Projet de Centrale à Cycle Combiné Gaz de Landivisiau. Contribution de l’association Dynamique d’avenir aux enquêtes publiques.

Par , 29 octobre 2014 9 h 52 min

Landerneau, le 27 octobre 2014

Ce mémoire a pour objectif de contester l’intérêt de ce projet, en développant trois problématiques majeurs : les risques liés à la pollution de l’air, l’inutilité du projet et l’aberration économique qu’il constitue.

POLLUTION DE L’AIR

Pour Dynamique d’avenir, l’étude d’impact de la centrale sur la pollution de l’air et les conséquences qu’elle pourrait avoir sur la santé des habitants de Landivisiau et des environs devrait constituer un volet majeur du dossier que présente Direct Énergie (renommé pour l’occasion « Compagnie Électrique de Bretagne », sans doute pour donner une légitimité « locale » au projet…). Or nous devons faire le constat que Direct Énergie n’a pas consacré les efforts nécessaires permettant une lecture objective des risques que ferait courir la centrale aux populations sous l’aire d’influence de son panache de gaz de combustion.
Les éléments présentés par Direct Énergie ont été obtenus de façon partisane, de manière à minimiser l’impact de la centrale sur la pollution de l’air. Les exemples illustrant ce constat sont nombreux :

1 / Répartition géographique du panache des gaz de combustion

Pour minimiser l’impact de la centrale, Direct Énergie indique que les vents dominants poussent les gaz vers le nord-est, c’est-à-dire au-delà de la ville de Landivisiau. Mais le problème est que les pics de pollution interviennent justement quand les conditions météo empêchent la dispersion (absence de vent) et plaquent l’air froid au sol, c’est-à-dire en hiver lors de conditions anticycloniques. C’est justement dans ces conditions que l’air pollué stagne dans les vallées et en particulier sur la ville de Landivisiau.
En conséquence, montrer la carte des vents dominants consiste à cacher la vérité et à masquer les périodes de plus fort risque de pollution.
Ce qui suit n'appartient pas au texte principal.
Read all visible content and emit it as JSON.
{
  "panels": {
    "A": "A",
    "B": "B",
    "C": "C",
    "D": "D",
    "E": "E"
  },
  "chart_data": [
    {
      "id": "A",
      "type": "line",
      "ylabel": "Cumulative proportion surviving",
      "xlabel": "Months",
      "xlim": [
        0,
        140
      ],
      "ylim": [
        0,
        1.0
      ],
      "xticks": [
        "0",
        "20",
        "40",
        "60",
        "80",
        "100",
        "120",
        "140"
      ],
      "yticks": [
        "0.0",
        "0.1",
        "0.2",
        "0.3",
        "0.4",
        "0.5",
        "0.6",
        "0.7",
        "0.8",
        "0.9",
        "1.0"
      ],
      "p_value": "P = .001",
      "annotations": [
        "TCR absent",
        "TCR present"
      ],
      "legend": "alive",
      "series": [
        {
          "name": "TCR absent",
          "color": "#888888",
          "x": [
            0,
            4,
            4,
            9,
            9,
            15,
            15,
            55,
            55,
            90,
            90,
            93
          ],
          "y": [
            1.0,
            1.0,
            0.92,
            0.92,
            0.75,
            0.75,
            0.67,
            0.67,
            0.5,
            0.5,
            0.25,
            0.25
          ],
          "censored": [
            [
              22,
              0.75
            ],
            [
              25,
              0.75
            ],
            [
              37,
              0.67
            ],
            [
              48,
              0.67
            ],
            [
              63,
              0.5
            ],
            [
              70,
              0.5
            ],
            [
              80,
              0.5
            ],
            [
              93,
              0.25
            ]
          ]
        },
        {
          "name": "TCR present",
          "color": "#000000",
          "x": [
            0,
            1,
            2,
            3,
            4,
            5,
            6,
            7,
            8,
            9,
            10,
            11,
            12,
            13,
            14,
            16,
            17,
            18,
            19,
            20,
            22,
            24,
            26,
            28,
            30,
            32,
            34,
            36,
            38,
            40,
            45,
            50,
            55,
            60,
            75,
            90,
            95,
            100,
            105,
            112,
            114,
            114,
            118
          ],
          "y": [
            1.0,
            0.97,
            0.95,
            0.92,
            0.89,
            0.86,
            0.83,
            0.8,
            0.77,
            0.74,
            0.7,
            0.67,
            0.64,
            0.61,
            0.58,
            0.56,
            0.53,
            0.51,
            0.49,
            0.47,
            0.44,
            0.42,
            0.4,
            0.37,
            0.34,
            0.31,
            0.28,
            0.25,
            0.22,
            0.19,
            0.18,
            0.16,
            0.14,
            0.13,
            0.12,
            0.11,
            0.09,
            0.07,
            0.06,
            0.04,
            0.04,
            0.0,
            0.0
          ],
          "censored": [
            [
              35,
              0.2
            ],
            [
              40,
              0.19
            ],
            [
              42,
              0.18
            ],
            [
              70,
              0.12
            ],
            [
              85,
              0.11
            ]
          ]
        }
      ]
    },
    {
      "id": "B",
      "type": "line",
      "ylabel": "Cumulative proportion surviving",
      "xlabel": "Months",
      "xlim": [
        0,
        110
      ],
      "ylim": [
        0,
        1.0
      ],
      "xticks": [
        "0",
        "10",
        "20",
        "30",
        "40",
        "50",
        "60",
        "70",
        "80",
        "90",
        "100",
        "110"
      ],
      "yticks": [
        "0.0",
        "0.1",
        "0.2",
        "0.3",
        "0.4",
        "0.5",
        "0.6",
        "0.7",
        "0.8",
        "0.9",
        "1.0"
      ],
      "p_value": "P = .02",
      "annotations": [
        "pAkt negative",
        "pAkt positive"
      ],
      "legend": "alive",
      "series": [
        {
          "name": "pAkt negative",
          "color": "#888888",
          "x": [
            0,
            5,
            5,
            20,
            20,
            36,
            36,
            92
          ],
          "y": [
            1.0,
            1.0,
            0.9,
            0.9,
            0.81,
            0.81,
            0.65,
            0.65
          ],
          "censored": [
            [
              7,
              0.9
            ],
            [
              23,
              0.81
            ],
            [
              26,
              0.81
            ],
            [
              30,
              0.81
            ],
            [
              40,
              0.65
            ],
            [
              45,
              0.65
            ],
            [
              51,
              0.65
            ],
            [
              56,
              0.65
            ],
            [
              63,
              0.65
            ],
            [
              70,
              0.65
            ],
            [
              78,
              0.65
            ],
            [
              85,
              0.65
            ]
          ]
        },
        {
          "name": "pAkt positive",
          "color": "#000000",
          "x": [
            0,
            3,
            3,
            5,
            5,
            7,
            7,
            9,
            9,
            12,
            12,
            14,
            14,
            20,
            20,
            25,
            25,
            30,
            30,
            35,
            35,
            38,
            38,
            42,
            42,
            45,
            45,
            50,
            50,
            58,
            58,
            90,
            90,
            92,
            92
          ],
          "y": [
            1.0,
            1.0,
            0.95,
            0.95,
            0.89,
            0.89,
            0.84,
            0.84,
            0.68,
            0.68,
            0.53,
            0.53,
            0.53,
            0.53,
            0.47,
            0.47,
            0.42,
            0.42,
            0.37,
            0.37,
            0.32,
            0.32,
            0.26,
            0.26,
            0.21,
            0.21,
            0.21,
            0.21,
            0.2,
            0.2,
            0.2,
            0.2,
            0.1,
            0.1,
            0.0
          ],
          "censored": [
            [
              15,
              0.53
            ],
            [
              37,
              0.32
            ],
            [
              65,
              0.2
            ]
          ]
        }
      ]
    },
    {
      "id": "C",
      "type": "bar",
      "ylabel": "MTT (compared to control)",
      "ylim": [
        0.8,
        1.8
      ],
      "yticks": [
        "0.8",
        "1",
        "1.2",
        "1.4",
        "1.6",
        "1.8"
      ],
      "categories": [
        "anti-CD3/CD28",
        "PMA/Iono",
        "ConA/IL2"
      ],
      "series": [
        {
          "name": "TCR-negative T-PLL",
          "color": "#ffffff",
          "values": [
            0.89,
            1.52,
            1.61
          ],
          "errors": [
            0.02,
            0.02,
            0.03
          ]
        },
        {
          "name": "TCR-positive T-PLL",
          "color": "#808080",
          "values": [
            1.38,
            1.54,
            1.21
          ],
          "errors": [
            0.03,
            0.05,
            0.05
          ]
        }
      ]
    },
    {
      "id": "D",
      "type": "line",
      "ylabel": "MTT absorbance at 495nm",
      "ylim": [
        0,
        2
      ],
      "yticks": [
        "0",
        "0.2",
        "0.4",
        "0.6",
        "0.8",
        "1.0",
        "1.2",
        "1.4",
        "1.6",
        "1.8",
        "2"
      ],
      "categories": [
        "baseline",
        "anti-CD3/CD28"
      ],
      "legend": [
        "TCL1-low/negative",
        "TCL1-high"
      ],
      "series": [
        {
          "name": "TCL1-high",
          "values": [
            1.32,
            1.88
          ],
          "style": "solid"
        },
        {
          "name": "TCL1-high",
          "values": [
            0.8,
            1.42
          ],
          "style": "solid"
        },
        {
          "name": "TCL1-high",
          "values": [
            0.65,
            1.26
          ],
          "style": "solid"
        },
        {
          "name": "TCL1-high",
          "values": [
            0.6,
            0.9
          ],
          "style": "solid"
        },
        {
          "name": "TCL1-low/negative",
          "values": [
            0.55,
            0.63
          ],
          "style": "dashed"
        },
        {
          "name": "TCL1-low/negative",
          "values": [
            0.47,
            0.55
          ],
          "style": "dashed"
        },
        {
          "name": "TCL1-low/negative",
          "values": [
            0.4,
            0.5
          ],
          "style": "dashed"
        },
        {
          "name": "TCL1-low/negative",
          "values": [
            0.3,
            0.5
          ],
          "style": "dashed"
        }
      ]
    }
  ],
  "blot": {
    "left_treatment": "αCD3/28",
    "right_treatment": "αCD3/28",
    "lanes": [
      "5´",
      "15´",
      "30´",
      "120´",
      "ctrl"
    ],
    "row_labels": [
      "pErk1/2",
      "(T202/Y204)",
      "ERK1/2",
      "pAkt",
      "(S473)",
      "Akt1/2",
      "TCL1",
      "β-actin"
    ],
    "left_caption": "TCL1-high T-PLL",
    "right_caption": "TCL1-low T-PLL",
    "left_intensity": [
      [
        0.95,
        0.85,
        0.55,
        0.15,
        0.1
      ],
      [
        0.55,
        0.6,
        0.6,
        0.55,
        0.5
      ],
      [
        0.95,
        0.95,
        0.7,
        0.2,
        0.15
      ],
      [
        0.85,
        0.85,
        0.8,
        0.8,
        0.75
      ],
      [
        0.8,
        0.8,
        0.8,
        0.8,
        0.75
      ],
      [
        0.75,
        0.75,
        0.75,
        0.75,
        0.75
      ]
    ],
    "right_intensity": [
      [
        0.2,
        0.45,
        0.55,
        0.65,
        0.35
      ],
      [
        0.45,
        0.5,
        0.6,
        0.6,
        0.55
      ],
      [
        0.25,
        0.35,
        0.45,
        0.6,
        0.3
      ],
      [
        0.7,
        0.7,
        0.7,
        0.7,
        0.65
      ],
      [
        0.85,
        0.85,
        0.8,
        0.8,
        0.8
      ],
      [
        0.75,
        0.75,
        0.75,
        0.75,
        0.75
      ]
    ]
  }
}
2 / Nombre et localisation des points de mesure pour les particules fines

Au lieu de réaliser des mesures de la qualité de l’air à plusieurs endroits, Direct Énergie n’a retenu qu’un seul point de mesures, relativement éloigné du site retenu pour le projet de centrale. Pour avoir un avis objectif et précis de l’impact de la centrale, il aurait été nécessaire de retenir plusieurs points de mesures et en particulier à proximité et au sud de la RN12. En effet, Air Breiz’h fait remarquer que la 2×2 voies est source de pollution significative de l’air par l’apport de particules fines. Les particules fines émises par le trafic routier s’ajouteront aux particules émises par la centrale, ce qui augmentera le risque encouru par la population. L’étude menée par Direct Énergie ne permet pas d’estimer la conjonction de ces deux sources de pollution.

3 / Dates retenues pour effectuer les mesures

Direct Énergie a choisi de réaliser les mesures de particules fines en mai / juin et octobre / novembre.
Or, les études menées par Air’Breiz montrent qu’en Bretagne les pics de pollutions aux particules fines sont concentrés entre janvier et mars et que les deux périodes retenues par Direct Énergie constituent les périodes les plus favorables.
Si Direct Énergie avait mené des enquêtes de façon objective, elle aurait nécessairement fait un état des lieux en période de fortes émissions de particules fines. Il aurait ainsi été possible de mesurer l’impact sur la santé des particules fines émises par la centrale et celles émises par le trafic routier.

4 / Pollutions atmosphériques liés à l’agriculture intensive

Pour mesurer l’impact sur la santé des populations lié à la construction de la centrale, Direct Énergie aurait également dû prendre en considération les particules et résidus de pesticides qui se trouvent en aérosol dans l’air que nous respirons. Il est plausible que les pesticides, les particules fines et les gaz de combustion de la centrale, puissent agir en synergie pour perturber la santé des populations. Ne pas aborder ce sujet est caractéristique d’une étude partiale.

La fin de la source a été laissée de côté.